A la pregunta de Moisés por el nombre, Dios responde con la frase: "Yo soy el que soy", en hebreo: "Ehyeh asher ehyeh". "Ehyeh" es la primera persona del tiempo futuro del verbo hebreo "hayah". Las biblias actuales suelen traducir por “soy el que soy” porque el tiempo futuro en hebreo permite la traducción en presente. Al estar en tiempo futuro algunas traducciones habían adoptado la forma: "yo seré el que seré" que tenía el atractivo de enfocar la mirada creyente hacia las futuras hazañas de Dios hacia su pueblo. El verbo hebreo tiene una riqueza de significados muy amplia. Se traduce habitualmente por ser pero puede tener los sentidos de estar, existir, realizar, estar presente. Son significados que se llevan bien con lo que será la acción y la presencia de Dios en la historia de Israel.

No se puede establecer una etimología segura del nombre divino pero suele opinarse que proviene de una forma arcaica (hawah) del verbo hebreo “hayah”. La transliteración del imperfecto de hawah origina el tetragrama, es decir, las cuatro letras que originan el nombre de Yahvé.
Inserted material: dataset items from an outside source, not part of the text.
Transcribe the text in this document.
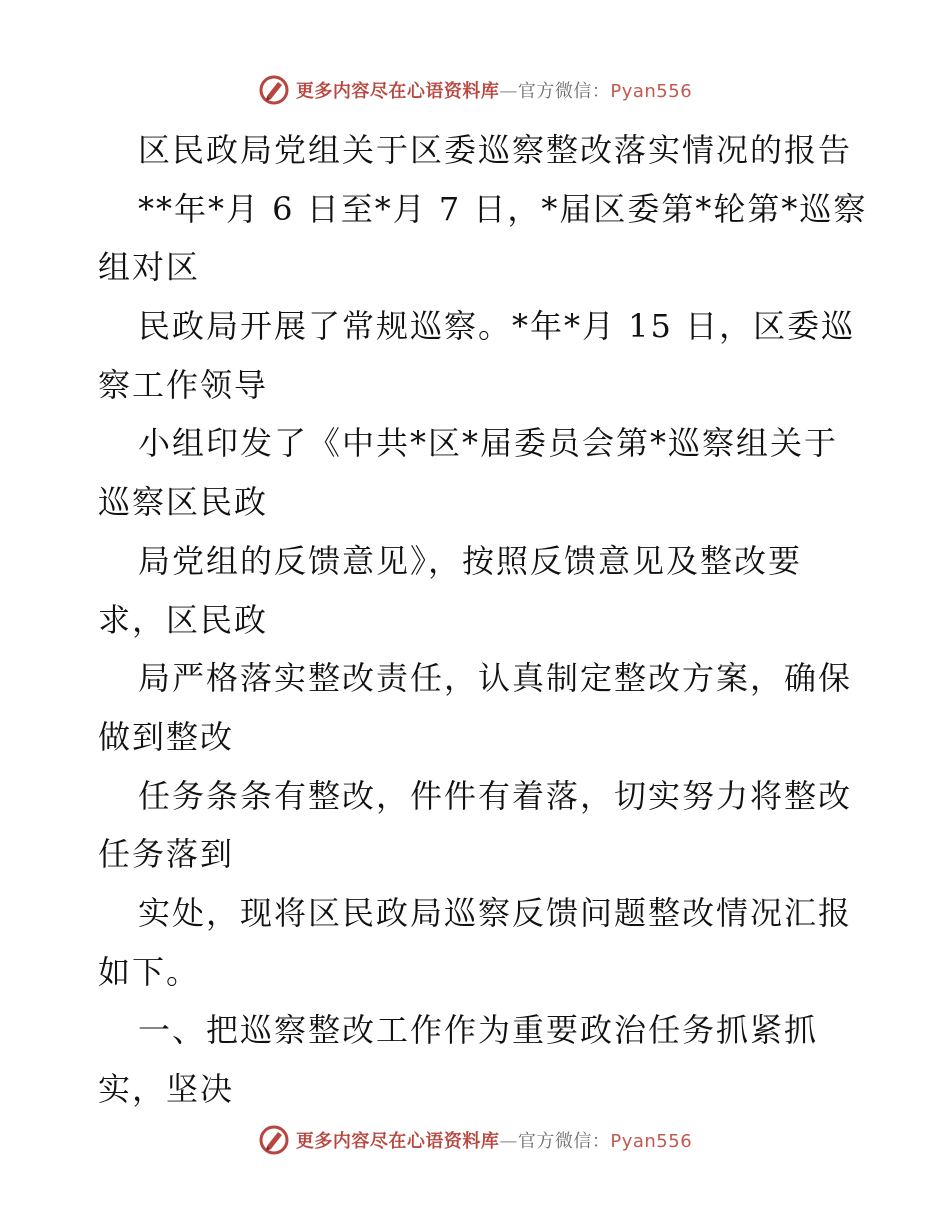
更多内容尽在心语资料库—官方微信：Pyan556
区民政局党组关于区委巡察整改落实情况的报告
**年*月 6 日至*月 7 日，*届区委第*轮第*巡察
组对区
民政局开展了常规巡察。*年*月 15 日，区委巡
察工作领导
小组印发了《中共*区*届委员会第*巡察组关于
巡察区民政
局党组的反馈意见》，按照反馈意见及整改要
求，区民政
局严格落实整改责任，认真制定整改方案，确保
做到整改
任务条条有整改，件件有着落，切实努力将整改
任务落到
实处，现将区民政局巡察反馈问题整改情况汇报
如下。
一、把巡察整改工作作为重要政治任务抓紧抓
实，坚决
更多内容尽在心语资料库—官方微信：Pyan556
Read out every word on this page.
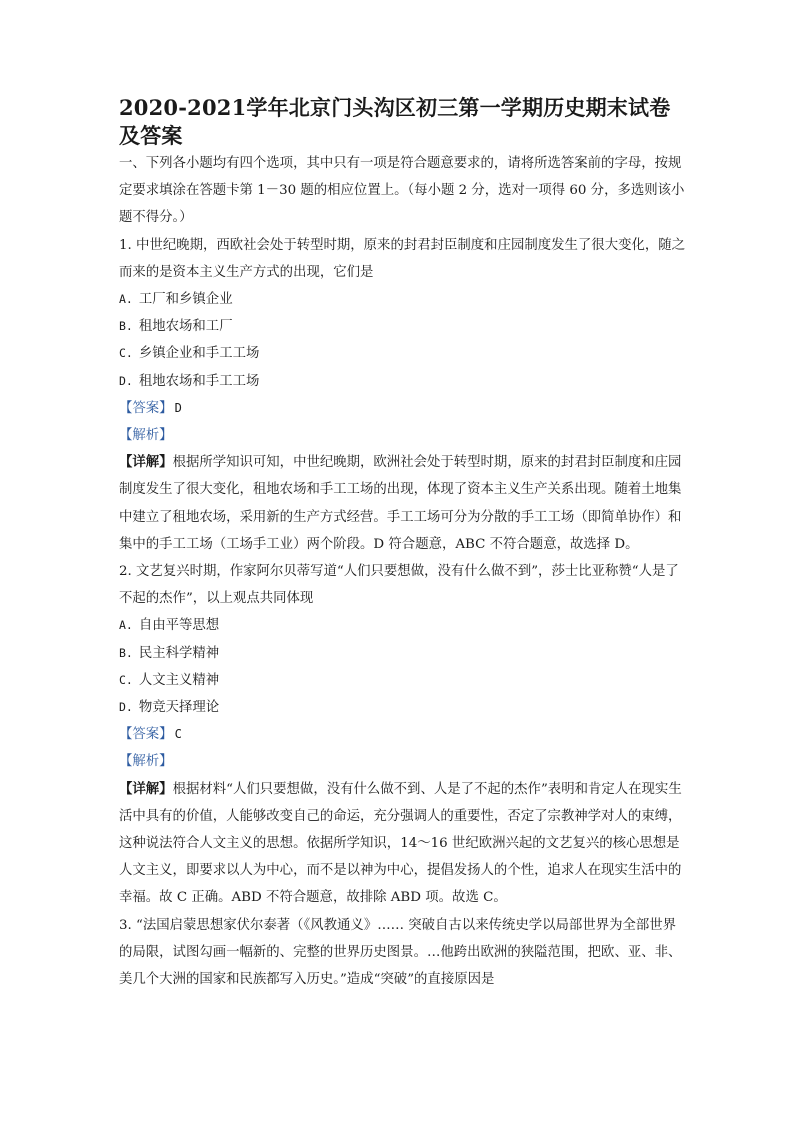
2020-2021学年北京门头沟区初三第一学期历史期末试卷及答案

一、下列各小题均有四个选项，其中只有一项是符合题意要求的，请将所选答案前的字母，按规定要求填涂在答题卡第 1－30 题的相应位置上。（每小题 2 分，选对一项得 60 分，多选则该小题不得分。）

1. 中世纪晚期，西欧社会处于转型时期，原来的封君封臣制度和庄园制度发生了很大变化，随之而来的是资本主义生产方式的出现，它们是

A. 工厂和乡镇企业

B. 租地农场和工厂

C. 乡镇企业和手工工场

D. 租地农场和手工工场

【答案】 D

【解析】

【详解】根据所学知识可知，中世纪晚期，欧洲社会处于转型时期，原来的封君封臣制度和庄园制度发生了很大变化，租地农场和手工工场的出现，体现了资本主义生产关系出现。随着土地集中建立了租地农场，采用新的生产方式经营。手工工场可分为分散的手工工场（即简单协作）和集中的手工工场（工场手工业）两个阶段。D 符合题意，ABC 不符合题意，故选择 D。

2. 文艺复兴时期，作家阿尔贝蒂写道“人们只要想做，没有什么做不到”，莎士比亚称赞“人是了不起的杰作”，以上观点共同体现

A. 自由平等思想

B. 民主科学精神

C. 人文主义精神

D. 物竞天择理论

【答案】 C

【解析】

【详解】根据材料“人们只要想做，没有什么做不到、人是了不起的杰作”表明和肯定人在现实生活中具有的价值，人能够改变自己的命运，充分强调人的重要性，否定了宗教神学对人的束缚，这种说法符合人文主义的思想。依据所学知识，14～16 世纪欧洲兴起的文艺复兴的核心思想是人文主义，即要求以人为中心，而不是以神为中心，提倡发扬人的个性，追求人在现实生活中的幸福。故 C 正确。ABD 不符合题意，故排除 ABD 项。故选 C。

3. “法国启蒙思想家伏尔泰著（《风教通义》…… 突破自古以来传统史学以局部世界为全部世界的局限，试图勾画一幅新的、完整的世界历史图景。…他跨出欧洲的狭隘范围，把欧、亚、非、美几个大洲的国家和民族都写入历史。”造成“突破”的直接原因是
En el postexilio se omite la pronunciación del nombre de Dios para subrayar su trascendencia y expresar la profunda reverencia que el nombre merece. En lugar de pronunciar el tetragrama se lee “Adonai”, Señor mío. Sin embargo, esta expresión no es del agrado de las interpretaciones feministas de la Biblia por la connotación masculina del término. Tampoco desde una perspectiva social porque Señor puede entenderse como un dueño dominante. Para alguna teología bíblica Adonai tampoco es aceptable porque reduce el nombre propio de Dios a un simple nombre común, rebajando, así, la grandeza y la dignidad de Dios.

La revelación del nombre de Dios no debe entenderse en sentido ontológico como si fuera una definición metafísica de la naturaleza de Dios. El cierto tono evasivo quiere salvar su misterio y su trascendencia. El sentido más apropiado es el sentido existencial y presencial.